The company decided to find a way to “institutionalize what our best teams are doing” across the country, “codify it by spending time with that team, studying what they’re doing and then socializing it through a platform” like EGP, he explained.

Virtual EGP Playbook

A common theme Merrill heard from advisors managing teams was that they needed support to operate their evolving practices like CEOs, Parikh said.

To help teach that, Merrill developed the first key component of EGP: the Virtual EGP Playbook, a new suite of tools that went live May 26, he noted. Initial demand was strong, he said, telling ThinkAdvisor “we had close to 30,000 hits to the site” as of Friday, including about 7,000-8,000 unique users.
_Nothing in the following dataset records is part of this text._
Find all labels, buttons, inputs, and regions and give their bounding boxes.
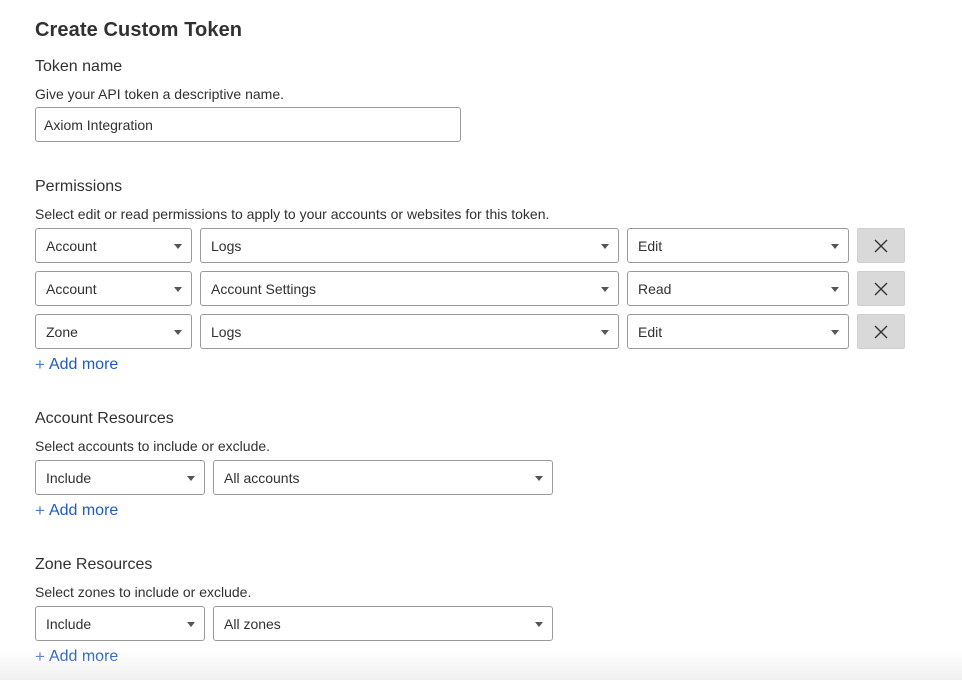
close-icon [874,239,888,252]
chevron-down-icon [831,287,839,292]
permissions-label: Permissions [35,178,123,195]
account-resource-mode-select[interactable]: Include [35,460,205,495]
permissions-description: Select edit or read permissions to apply… [35,206,550,222]
token-name-description: Give your API token a descriptive name. [35,86,285,102]
select-value: Account [46,280,97,297]
page-title: Create Custom Token [35,19,243,41]
remove-permission-button[interactable] [857,271,905,306]
permission-scope-select[interactable]: Account [35,271,192,306]
chevron-down-icon [535,476,543,481]
add-more-label: Add more [48,502,119,519]
chevron-down-icon [831,244,839,249]
select-value: All accounts [224,469,300,486]
zone-resource-mode-select[interactable]: Include [35,606,205,641]
token-name-label: Token name [35,58,123,75]
permission-scope-select[interactable]: Zone [35,314,192,349]
permission-level-select[interactable]: Edit [627,314,849,349]
chevron-down-icon [831,330,839,335]
permission-level-select[interactable]: Read [627,271,849,306]
plus-icon: + [35,647,45,666]
plus-icon: + [35,355,45,374]
chevron-down-icon [601,287,609,292]
chevron-down-icon [174,244,182,249]
chevron-down-icon [535,622,543,627]
select-value: Read [638,280,672,297]
add-zone-resource-link[interactable]: + Add more [35,647,118,667]
remove-permission-button[interactable] [857,314,905,349]
account-resources-description: Select accounts to include or exclude. [35,438,271,454]
add-more-label: Add more [48,356,119,373]
chevron-down-icon [174,330,182,335]
account-resources-label: Account Resources [35,410,174,427]
select-value: Account [46,237,97,254]
zone-resources-description: Select zones to include or exclude. [35,584,252,600]
chevron-down-icon [601,244,609,249]
permission-level-select[interactable]: Edit [627,228,849,263]
add-permission-link[interactable]: + Add more [35,355,118,375]
select-value: Account Settings [211,280,317,297]
remove-permission-button[interactable] [857,228,905,263]
account-resource-target-select[interactable]: All accounts [213,460,553,495]
zone-resources-label: Zone Resources [35,556,153,573]
select-value: Zone [46,323,78,340]
select-value: Logs [211,237,242,254]
chevron-down-icon [187,622,195,627]
scroll-fade [0,650,962,680]
permission-item-select[interactable]: Account Settings [200,271,619,306]
close-icon [874,325,888,338]
add-more-label: Add more [48,648,119,665]
close-icon [874,282,888,295]
plus-icon: + [35,501,45,520]
permission-item-select[interactable]: Logs [200,314,619,349]
zone-resource-target-select[interactable]: All zones [213,606,553,641]
chevron-down-icon [174,287,182,292]
chevron-down-icon [601,330,609,335]
select-value: Edit [638,323,663,340]
chevron-down-icon [187,476,195,481]
add-account-resource-link[interactable]: + Add more [35,501,118,521]
permission-scope-select[interactable]: Account [35,228,192,263]
select-value: All zones [224,615,281,632]
token-name-input[interactable] [35,107,461,142]
select-value: Include [46,469,92,486]
select-value: Logs [211,323,242,340]
select-value: Include [46,615,92,632]
select-value: Edit [638,237,663,254]
permission-item-select[interactable]: Logs [200,228,619,263]
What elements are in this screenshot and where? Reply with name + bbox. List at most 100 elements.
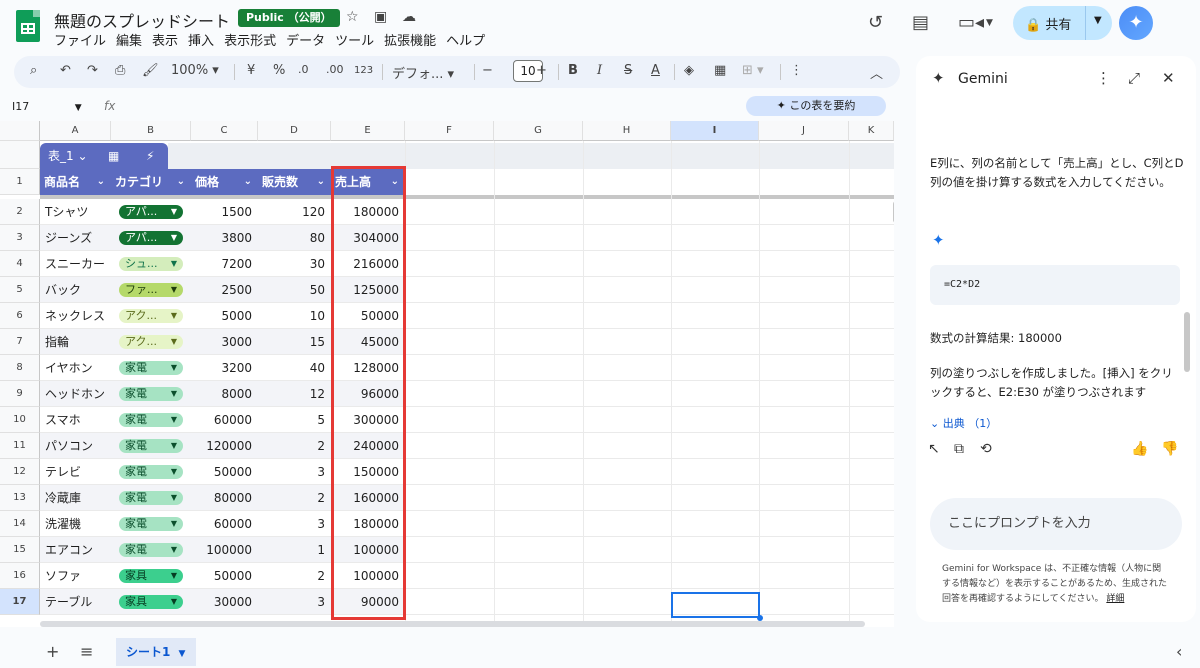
column-header-A[interactable]: A — [40, 121, 111, 141]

The playbook is “for everybody” among the firm’s advisors, he said.

New Career Paths, Titles

The second key component of EGP are new career paths and titles intended to ensure each advisory team is efficient and effective. Advisors are trained at every step, and the firm lets them know what steps they need to follow to reach the next step in their career destinations, Parikh said.

That process started June 8 and has so far entailed “robust discussions with individual employees to understand what they do every day and their career aspirations” to ensure they’re “put in the right role” at the firm, he said.

After that process ends for participants Aug. 31, he said, about 1,100 investment analysts and investment associates and analysts will be “moved into new roles that far better describe what they do and position them to learn from one another.”

Learning Virtually With Peers

The third key component of EGP is a learning process that involves virtual and peer-to-peer components, Parikh noted.

Merrill will launch virtual learning communities in early September in which people with specialist roles on advisory teams will be brought together to learn from their peers, he said.

The firm started running local virtual workshops two weeks ago, he said, noting: “We’re running three waves of those workshops this year — 200 to 250 teams per wave.” The first wave is in process now and runs for six weeks, he said.

Criteria

The peer-to-peer learning communities will be open to all advisors throughout Merrill, Parikh said.

However, the workshops and one-on-one coaching will be open to a more limited number of Merrill advisors, he said. The workshops, for example, “might just be the top five teams from one market.”

Although the Virtual EGP Playbook “really has everything you would need for a smaller team,” he explained the workshops are designed for larger teams that are growing.

“For the most part — and we will make exceptions where it makes sense — two or more advisors” will be included in the workshops, and to be included, advisors must be “producing at least $1.5 million or $2 million,” he said.

The selection process for advisors taking part in one-on-one coaching will be more nuanced, he said, but didn’t provide specifics.

Merrill expects at least 700 of its advisor teams, including close to 2,000-plus advisors’ practices in all, will take part in EGP, he said.

Diversity

Asked how diversified EGP will be, Parikh said: “We always try to have the people in a program represent the makeup of the organization.”

Although he declined to provide any specific numbers or estimates for minority representation in the program, he told ThinkAdvisor: “We do make a special effort to support Black and African American advisors.”